Chromosomal copy number variations (CNVs) are common genetic abnormalities in autism spectrum disorder (ASD) and have been identified in approximately 10 percent of individuals with ASD. Currently, there is a knowledge gap in the understanding of the molecular and synaptic mechanisms underlying CNV-associated ASD.

A microdeletion at human chromosome 16p11.2 is the most common ASD-linked CNV, and accounts for 0.5-1.0 percent of all ASD cases. The typical neurological abnormalities in individuals with 16p11.2 microdeletion are ASD, intellectual disability, language deficits, anxiety, attention deficit hyperactivity disorder and epilepsy.
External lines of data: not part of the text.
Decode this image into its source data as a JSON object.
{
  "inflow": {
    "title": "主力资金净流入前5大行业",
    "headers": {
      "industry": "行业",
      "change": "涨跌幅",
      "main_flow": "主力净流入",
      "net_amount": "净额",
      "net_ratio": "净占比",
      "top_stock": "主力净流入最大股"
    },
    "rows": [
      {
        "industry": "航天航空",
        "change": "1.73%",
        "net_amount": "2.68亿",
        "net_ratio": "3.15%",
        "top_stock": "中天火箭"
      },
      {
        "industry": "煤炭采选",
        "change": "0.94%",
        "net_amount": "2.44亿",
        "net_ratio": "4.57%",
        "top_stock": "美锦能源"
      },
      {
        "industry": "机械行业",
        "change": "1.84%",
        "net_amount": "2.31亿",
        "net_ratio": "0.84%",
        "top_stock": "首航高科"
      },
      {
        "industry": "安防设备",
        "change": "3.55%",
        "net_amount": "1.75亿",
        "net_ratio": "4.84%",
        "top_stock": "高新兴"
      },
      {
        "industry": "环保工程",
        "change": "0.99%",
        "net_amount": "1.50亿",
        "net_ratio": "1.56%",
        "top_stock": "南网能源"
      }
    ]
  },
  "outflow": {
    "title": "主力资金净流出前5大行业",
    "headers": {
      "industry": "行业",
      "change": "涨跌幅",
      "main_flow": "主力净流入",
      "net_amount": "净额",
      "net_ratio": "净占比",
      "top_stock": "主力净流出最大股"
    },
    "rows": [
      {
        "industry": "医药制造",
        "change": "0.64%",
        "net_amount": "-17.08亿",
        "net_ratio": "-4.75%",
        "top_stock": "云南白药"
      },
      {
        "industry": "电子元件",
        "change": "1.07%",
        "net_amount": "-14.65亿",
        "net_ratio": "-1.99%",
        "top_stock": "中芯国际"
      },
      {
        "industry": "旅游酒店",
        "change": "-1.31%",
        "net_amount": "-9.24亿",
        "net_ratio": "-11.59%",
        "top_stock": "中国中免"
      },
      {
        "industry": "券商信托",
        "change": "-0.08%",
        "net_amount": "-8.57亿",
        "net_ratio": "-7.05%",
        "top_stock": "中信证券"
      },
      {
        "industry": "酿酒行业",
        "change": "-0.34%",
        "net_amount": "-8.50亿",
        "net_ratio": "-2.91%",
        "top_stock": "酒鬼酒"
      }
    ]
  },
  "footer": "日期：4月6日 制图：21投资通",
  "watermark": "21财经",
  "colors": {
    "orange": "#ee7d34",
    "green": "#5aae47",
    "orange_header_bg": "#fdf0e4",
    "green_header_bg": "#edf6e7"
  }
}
The high prevalence of disruptions in social, communication and behavioral domains among individuals carrying 16p11.2 microdeletions indicates that this region holds significant relevance for ASD and ASD-related phenotypes.

Di Tian and his colleagues recently characterized a mouse model of the 16p11.2 microdeletion (16p11.2df/+). These mice have altered mGluR5-dependent hippocampal plasticity and display several behavioral phenotypes associated with dysfunction of the hippocampus1. Tian’s team will further assess this mouse model to gain additional mechanistic insights into the neurobiological consequences of the 16p11.2 microdeletion.
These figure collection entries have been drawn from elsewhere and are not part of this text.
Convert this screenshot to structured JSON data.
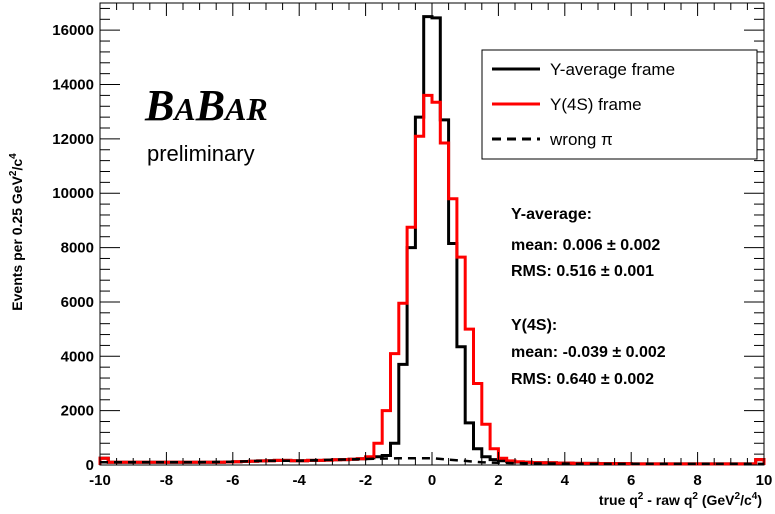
{
  "chart_data": {
    "type": "histogram",
    "x": {
      "label_main": "true q",
      "label_sup1": "2",
      "label_mid": " - raw q",
      "label_sup2": "2",
      "label_unit_open": " (GeV",
      "label_sup3": "2",
      "label_unit_mid": "/c",
      "label_sup4": "4",
      "label_unit_close": ")",
      "lim": [
        -10,
        10
      ],
      "ticks": [
        "-10",
        "-8",
        "-6",
        "-4",
        "-2",
        "0",
        "2",
        "4",
        "6",
        "8",
        "10"
      ],
      "tick_values": [
        -10,
        -8,
        -6,
        -4,
        -2,
        0,
        2,
        4,
        6,
        8,
        10
      ]
    },
    "y": {
      "label_main": "Events per 0.25 GeV",
      "label_sup1": "2",
      "label_mid": "/c",
      "label_sup2": "4",
      "lim": [
        0,
        17000
      ],
      "ticks": [
        "0",
        "2000",
        "4000",
        "6000",
        "8000",
        "10000",
        "12000",
        "14000",
        "16000"
      ],
      "tick_values": [
        0,
        2000,
        4000,
        6000,
        8000,
        10000,
        12000,
        14000,
        16000
      ]
    },
    "bin_width": 0.25,
    "bin_start": -10,
    "series": [
      {
        "name": "Y-average frame",
        "color": "#000000",
        "style": "solid",
        "bins_sparse": [
          [
            -10.0,
            250
          ],
          [
            -9.75,
            100
          ],
          [
            -9.5,
            100
          ],
          [
            -9.25,
            100
          ],
          [
            -9.0,
            100
          ],
          [
            -8.75,
            100
          ],
          [
            -8.5,
            100
          ],
          [
            -8.25,
            100
          ],
          [
            -8.0,
            100
          ],
          [
            -7.75,
            100
          ],
          [
            -7.5,
            100
          ],
          [
            -7.25,
            100
          ],
          [
            -7.0,
            100
          ],
          [
            -6.75,
            100
          ],
          [
            -6.5,
            100
          ],
          [
            -6.25,
            110
          ],
          [
            -6.0,
            120
          ],
          [
            -5.75,
            130
          ],
          [
            -5.5,
            140
          ],
          [
            -5.25,
            150
          ],
          [
            -5.0,
            160
          ],
          [
            -4.75,
            170
          ],
          [
            -4.5,
            170
          ],
          [
            -4.25,
            160
          ],
          [
            -4.0,
            160
          ],
          [
            -3.75,
            170
          ],
          [
            -3.5,
            170
          ],
          [
            -3.25,
            180
          ],
          [
            -3.0,
            190
          ],
          [
            -2.75,
            200
          ],
          [
            -2.5,
            210
          ],
          [
            -2.25,
            230
          ],
          [
            -2.0,
            260
          ],
          [
            -1.75,
            300
          ],
          [
            -1.5,
            350
          ],
          [
            -1.25,
            800
          ],
          [
            -1.0,
            3700
          ],
          [
            -0.75,
            8000
          ],
          [
            -0.5,
            12800
          ],
          [
            -0.25,
            16500
          ],
          [
            0.0,
            16450
          ],
          [
            0.25,
            12700
          ],
          [
            0.5,
            8150
          ],
          [
            0.75,
            4350
          ],
          [
            1.0,
            1550
          ],
          [
            1.25,
            600
          ],
          [
            1.5,
            300
          ],
          [
            1.75,
            200
          ],
          [
            2.0,
            160
          ],
          [
            2.25,
            130
          ],
          [
            2.5,
            110
          ],
          [
            2.75,
            100
          ],
          [
            3.0,
            90
          ],
          [
            3.25,
            80
          ],
          [
            3.5,
            80
          ],
          [
            3.75,
            70
          ],
          [
            4.0,
            70
          ],
          [
            4.25,
            60
          ],
          [
            4.5,
            60
          ],
          [
            4.75,
            60
          ],
          [
            5.0,
            50
          ],
          [
            5.25,
            50
          ],
          [
            5.5,
            50
          ],
          [
            5.75,
            50
          ],
          [
            6.0,
            40
          ],
          [
            6.25,
            40
          ],
          [
            6.5,
            40
          ],
          [
            6.75,
            40
          ],
          [
            7.0,
            40
          ],
          [
            7.25,
            40
          ],
          [
            7.5,
            40
          ],
          [
            7.75,
            40
          ],
          [
            8.0,
            40
          ],
          [
            8.25,
            40
          ],
          [
            8.5,
            40
          ],
          [
            8.75,
            40
          ],
          [
            9.0,
            40
          ],
          [
            9.25,
            40
          ],
          [
            9.5,
            40
          ],
          [
            9.75,
            200
          ]
        ]
      },
      {
        "name": "Υ(4S) frame",
        "color": "#ff0000",
        "style": "solid",
        "bins_sparse": [
          [
            -10.0,
            250
          ],
          [
            -9.75,
            100
          ],
          [
            -9.5,
            100
          ],
          [
            -9.25,
            100
          ],
          [
            -9.0,
            100
          ],
          [
            -8.75,
            100
          ],
          [
            -8.5,
            100
          ],
          [
            -8.25,
            100
          ],
          [
            -8.0,
            100
          ],
          [
            -7.75,
            100
          ],
          [
            -7.5,
            100
          ],
          [
            -7.25,
            100
          ],
          [
            -7.0,
            100
          ],
          [
            -6.75,
            100
          ],
          [
            -6.5,
            100
          ],
          [
            -6.25,
            110
          ],
          [
            -6.0,
            120
          ],
          [
            -5.75,
            130
          ],
          [
            -5.5,
            140
          ],
          [
            -5.25,
            150
          ],
          [
            -5.0,
            160
          ],
          [
            -4.75,
            170
          ],
          [
            -4.5,
            170
          ],
          [
            -4.25,
            160
          ],
          [
            -4.0,
            160
          ],
          [
            -3.75,
            170
          ],
          [
            -3.5,
            170
          ],
          [
            -3.25,
            180
          ],
          [
            -3.0,
            190
          ],
          [
            -2.75,
            200
          ],
          [
            -2.5,
            210
          ],
          [
            -2.25,
            230
          ],
          [
            -2.0,
            300
          ],
          [
            -1.75,
            800
          ],
          [
            -1.5,
            2000
          ],
          [
            -1.25,
            4100
          ],
          [
            -1.0,
            5950
          ],
          [
            -0.75,
            8750
          ],
          [
            -0.5,
            12100
          ],
          [
            -0.25,
            13600
          ],
          [
            0.0,
            13350
          ],
          [
            0.25,
            11850
          ],
          [
            0.5,
            9800
          ],
          [
            0.75,
            7650
          ],
          [
            1.0,
            5000
          ],
          [
            1.25,
            3000
          ],
          [
            1.5,
            1500
          ],
          [
            1.75,
            600
          ],
          [
            2.0,
            250
          ],
          [
            2.25,
            150
          ],
          [
            2.5,
            120
          ],
          [
            2.75,
            100
          ],
          [
            3.0,
            90
          ],
          [
            3.25,
            80
          ],
          [
            3.5,
            80
          ],
          [
            3.75,
            70
          ],
          [
            4.0,
            70
          ],
          [
            4.25,
            60
          ],
          [
            4.5,
            60
          ],
          [
            4.75,
            60
          ],
          [
            5.0,
            50
          ],
          [
            5.25,
            50
          ],
          [
            5.5,
            50
          ],
          [
            5.75,
            50
          ],
          [
            6.0,
            40
          ],
          [
            6.25,
            40
          ],
          [
            6.5,
            40
          ],
          [
            6.75,
            40
          ],
          [
            7.0,
            40
          ],
          [
            7.25,
            40
          ],
          [
            7.5,
            40
          ],
          [
            7.75,
            40
          ],
          [
            8.0,
            40
          ],
          [
            8.25,
            40
          ],
          [
            8.5,
            40
          ],
          [
            8.75,
            40
          ],
          [
            9.0,
            40
          ],
          [
            9.25,
            40
          ],
          [
            9.5,
            40
          ],
          [
            9.75,
            200
          ]
        ]
      },
      {
        "name": "wrong π",
        "color": "#000000",
        "style": "dashed",
        "bins_sparse": [
          [
            -10.0,
            100
          ],
          [
            -9.0,
            100
          ],
          [
            -8.0,
            100
          ],
          [
            -7.0,
            100
          ],
          [
            -6.0,
            120
          ],
          [
            -5.0,
            160
          ],
          [
            -4.0,
            160
          ],
          [
            -3.0,
            190
          ],
          [
            -2.0,
            220
          ],
          [
            -1.0,
            250
          ],
          [
            -0.5,
            250
          ],
          [
            0.0,
            250
          ],
          [
            0.5,
            200
          ],
          [
            1.0,
            150
          ],
          [
            1.5,
            100
          ],
          [
            2.0,
            80
          ],
          [
            3.0,
            60
          ],
          [
            4.0,
            50
          ],
          [
            5.0,
            40
          ],
          [
            6.0,
            40
          ],
          [
            7.0,
            40
          ],
          [
            8.0,
            40
          ],
          [
            9.0,
            40
          ],
          [
            10.0,
            40
          ]
        ]
      }
    ],
    "legend": {
      "placement": "top-right",
      "entries": [
        {
          "label": "Y-average frame",
          "color": "#000000",
          "style": "solid"
        },
        {
          "label": "Υ(4S) frame",
          "color": "#ff0000",
          "style": "solid"
        },
        {
          "label": "wrong π",
          "color": "#000000",
          "style": "dashed"
        }
      ]
    },
    "annotations": {
      "experiment": "BABAR",
      "experiment_parts": [
        "B",
        "A",
        "B",
        "AR"
      ],
      "status": "preliminary",
      "stats": [
        "Y-average:",
        "mean: 0.006 ± 0.002",
        "RMS: 0.516 ± 0.001",
        "",
        "Υ(4S):",
        "mean: -0.039 ± 0.002",
        "RMS: 0.640 ± 0.002"
      ]
    },
    "grid": false
  }
}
The PI3K-Akt-mTOR signaling pathway is commonly affected in neurodevelopmental disorders; however, its role in 16p11.2 microdeletion has not been explored. Tian and his team hypothesize that 16p11.2 microdeletion results in aberrant mTOR signaling, leading to abnormal morphological and behavioral phenotypes. To test this hypothesis, the team will modify the PI3K-Akt-mTOR pathway and assess morphological and behavioral outcomes. Results supporting this hypothesis could suggest that individuals with 16p11.2 microdeletion might benefit from treatments targeting mTOR signaling.

The long-term goal of this project is to provide new insights into ASD disease mechanisms and help inform new strategies for effective treatments.